Pendant des millénaires, l’idée que le travail puisse être « amusant » aurait semblé, au mieux, absurde, et au pire, insultante. Imaginez un esclave romain enchaîné à son aviron, un serf médiéval lié à sa terre et à son seigneur, ou un ouvrier du XIXe siècle inhalant des particules de coton dans une usine sans fenêtre. Même les métiers aujourd’hui idéalisés – forgerons, marins ou médecins de l’époque – exigeaient des heures interminables, des risques élevés et une autonomie quasi inexistante.

Le travail était une corvée nécessaire : dangereux, répétitif et rarement choisi. Demander à ce qu’il soit aussi agréable revenait à réclamer un dessert en pleine famine. Pourtant, au cours du dernier siècle, et plus encore ces vingt dernières années, une transformation radicale a eu lieu. Pour une partie de la population active mondiale, le travail n’est plus seulement tolérable : il est devenu source d’épanouissement, voire de plaisir.

Les bureaux se sont métamorphosés en espaces ludiques. Les entreprises de la Silicon Valley ont pris les devants en proposant des chefs sushis, des fontaines à kombucha, des cabines de sieste, des salles de sport et des événements sociaux organisés. L’essor – et parfois la récupération – du concept de « culture d’entreprise » a transformé l’emploi en une expérience, bien au-delà d’un simple échange transactionnel.

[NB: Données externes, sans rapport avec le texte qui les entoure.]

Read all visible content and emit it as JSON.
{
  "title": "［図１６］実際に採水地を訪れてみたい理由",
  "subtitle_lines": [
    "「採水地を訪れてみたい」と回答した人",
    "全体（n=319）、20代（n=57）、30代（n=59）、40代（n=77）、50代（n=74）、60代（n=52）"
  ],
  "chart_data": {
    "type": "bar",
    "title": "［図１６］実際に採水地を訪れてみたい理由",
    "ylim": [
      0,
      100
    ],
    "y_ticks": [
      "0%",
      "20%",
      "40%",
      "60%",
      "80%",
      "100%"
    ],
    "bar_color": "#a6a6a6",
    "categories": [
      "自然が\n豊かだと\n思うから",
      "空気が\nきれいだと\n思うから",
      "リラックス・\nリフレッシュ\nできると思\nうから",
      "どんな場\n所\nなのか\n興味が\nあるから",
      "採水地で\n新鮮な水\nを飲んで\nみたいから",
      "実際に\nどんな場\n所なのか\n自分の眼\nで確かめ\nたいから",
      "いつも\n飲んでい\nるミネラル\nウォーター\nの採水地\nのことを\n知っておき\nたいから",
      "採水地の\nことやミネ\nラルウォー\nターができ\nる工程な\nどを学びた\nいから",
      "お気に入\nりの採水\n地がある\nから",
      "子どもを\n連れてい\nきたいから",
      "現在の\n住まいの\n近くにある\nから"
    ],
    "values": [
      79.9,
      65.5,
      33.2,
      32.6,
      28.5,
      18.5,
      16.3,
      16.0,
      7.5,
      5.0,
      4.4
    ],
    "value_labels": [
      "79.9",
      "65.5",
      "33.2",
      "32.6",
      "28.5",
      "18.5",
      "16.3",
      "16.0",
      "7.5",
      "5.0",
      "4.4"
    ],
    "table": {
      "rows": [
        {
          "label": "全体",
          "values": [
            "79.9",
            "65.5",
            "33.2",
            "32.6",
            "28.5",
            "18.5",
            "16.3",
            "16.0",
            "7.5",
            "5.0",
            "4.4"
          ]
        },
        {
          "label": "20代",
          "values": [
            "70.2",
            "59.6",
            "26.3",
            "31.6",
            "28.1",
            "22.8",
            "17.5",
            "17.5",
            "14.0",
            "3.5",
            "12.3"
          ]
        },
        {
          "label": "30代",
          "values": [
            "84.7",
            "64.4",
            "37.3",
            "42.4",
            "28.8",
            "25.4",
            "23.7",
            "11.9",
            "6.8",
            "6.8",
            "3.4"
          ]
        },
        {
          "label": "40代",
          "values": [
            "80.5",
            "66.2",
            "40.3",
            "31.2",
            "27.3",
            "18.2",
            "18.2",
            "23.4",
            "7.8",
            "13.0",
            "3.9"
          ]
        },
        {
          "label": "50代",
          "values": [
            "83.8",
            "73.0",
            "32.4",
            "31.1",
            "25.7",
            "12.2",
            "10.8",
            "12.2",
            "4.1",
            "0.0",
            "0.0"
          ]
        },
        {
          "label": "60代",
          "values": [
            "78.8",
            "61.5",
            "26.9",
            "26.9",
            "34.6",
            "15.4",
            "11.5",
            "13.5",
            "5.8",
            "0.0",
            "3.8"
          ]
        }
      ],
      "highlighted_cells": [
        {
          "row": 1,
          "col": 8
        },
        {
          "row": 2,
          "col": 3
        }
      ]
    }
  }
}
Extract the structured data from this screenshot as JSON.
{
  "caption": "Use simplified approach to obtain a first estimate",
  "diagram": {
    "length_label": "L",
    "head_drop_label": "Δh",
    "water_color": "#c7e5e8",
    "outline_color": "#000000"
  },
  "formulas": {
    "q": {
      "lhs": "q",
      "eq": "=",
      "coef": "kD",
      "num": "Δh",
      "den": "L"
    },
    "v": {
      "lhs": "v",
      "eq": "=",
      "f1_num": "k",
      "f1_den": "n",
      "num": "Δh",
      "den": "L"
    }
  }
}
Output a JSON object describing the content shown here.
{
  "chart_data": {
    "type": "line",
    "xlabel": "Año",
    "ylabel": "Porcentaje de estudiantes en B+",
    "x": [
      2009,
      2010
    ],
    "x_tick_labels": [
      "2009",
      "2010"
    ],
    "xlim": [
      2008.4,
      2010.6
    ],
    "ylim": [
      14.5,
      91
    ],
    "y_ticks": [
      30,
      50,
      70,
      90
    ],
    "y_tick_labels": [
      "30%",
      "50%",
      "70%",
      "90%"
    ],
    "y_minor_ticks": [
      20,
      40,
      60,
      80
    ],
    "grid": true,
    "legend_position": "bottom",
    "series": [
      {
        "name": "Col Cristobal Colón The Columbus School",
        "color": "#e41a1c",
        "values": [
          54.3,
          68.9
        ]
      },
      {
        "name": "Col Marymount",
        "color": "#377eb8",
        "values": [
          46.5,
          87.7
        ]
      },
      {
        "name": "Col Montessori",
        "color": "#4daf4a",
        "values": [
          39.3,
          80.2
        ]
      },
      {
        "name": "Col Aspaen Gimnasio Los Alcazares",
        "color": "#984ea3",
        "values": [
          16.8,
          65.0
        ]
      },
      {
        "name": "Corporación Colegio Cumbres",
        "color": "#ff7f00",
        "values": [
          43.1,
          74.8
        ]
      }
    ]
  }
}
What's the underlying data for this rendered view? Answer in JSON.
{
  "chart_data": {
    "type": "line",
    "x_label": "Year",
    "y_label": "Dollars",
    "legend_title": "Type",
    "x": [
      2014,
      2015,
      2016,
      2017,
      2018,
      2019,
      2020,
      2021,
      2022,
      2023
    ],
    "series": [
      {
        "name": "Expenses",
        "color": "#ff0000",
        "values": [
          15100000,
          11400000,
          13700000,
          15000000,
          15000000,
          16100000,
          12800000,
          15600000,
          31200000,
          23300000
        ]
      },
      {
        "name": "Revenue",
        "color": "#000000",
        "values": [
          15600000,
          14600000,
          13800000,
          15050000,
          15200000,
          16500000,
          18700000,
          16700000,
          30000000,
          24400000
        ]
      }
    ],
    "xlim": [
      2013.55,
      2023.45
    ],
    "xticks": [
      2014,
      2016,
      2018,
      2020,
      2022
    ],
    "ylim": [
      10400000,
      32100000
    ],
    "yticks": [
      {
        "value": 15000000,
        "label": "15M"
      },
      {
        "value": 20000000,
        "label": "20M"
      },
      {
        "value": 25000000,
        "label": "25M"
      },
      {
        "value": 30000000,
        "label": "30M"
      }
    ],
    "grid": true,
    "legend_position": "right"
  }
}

Parallèlement, les programmes de bien-être, les horaires flexibles et le télétravail ont estompé la frontière entre vie professionnelle et vie personnelle. Le travail lui-même a été repensé : les carrières ne sont plus de simples emplois, mais des vecteurs d’identité, de sens et d’expression de soi. Les employés sont encouragés à « s’apporter tout entiers au travail », tandis que les employeurs se présentent comme des facilitateurs de croissance personnelle.

Les entreprises ont aussi adopté une logique consumériste : les salariés sont devenus des « clients internes », bénéficiant de coaching, de conférences inspirantes, de parcours de formation sur mesure, voire de communautés quasi exclusives. Une autre tendance a marqué cette évolution : l’éthique du « travaille dur, amuse-toi dur ». Popularisée à la fin du XXe siècle et institutionnalisée dans les cabinets de conseil, les banques d’investissement puis les startups, cette culture promettait une compensation aux heures interminables sous forme de séminaires, fêtes somptueuses et solidarité forcée. En théorie, c’était un marché équitable. En pratique, il était souvent déséquilibré : le « jeu » était ponctuel, le « travail » permanent.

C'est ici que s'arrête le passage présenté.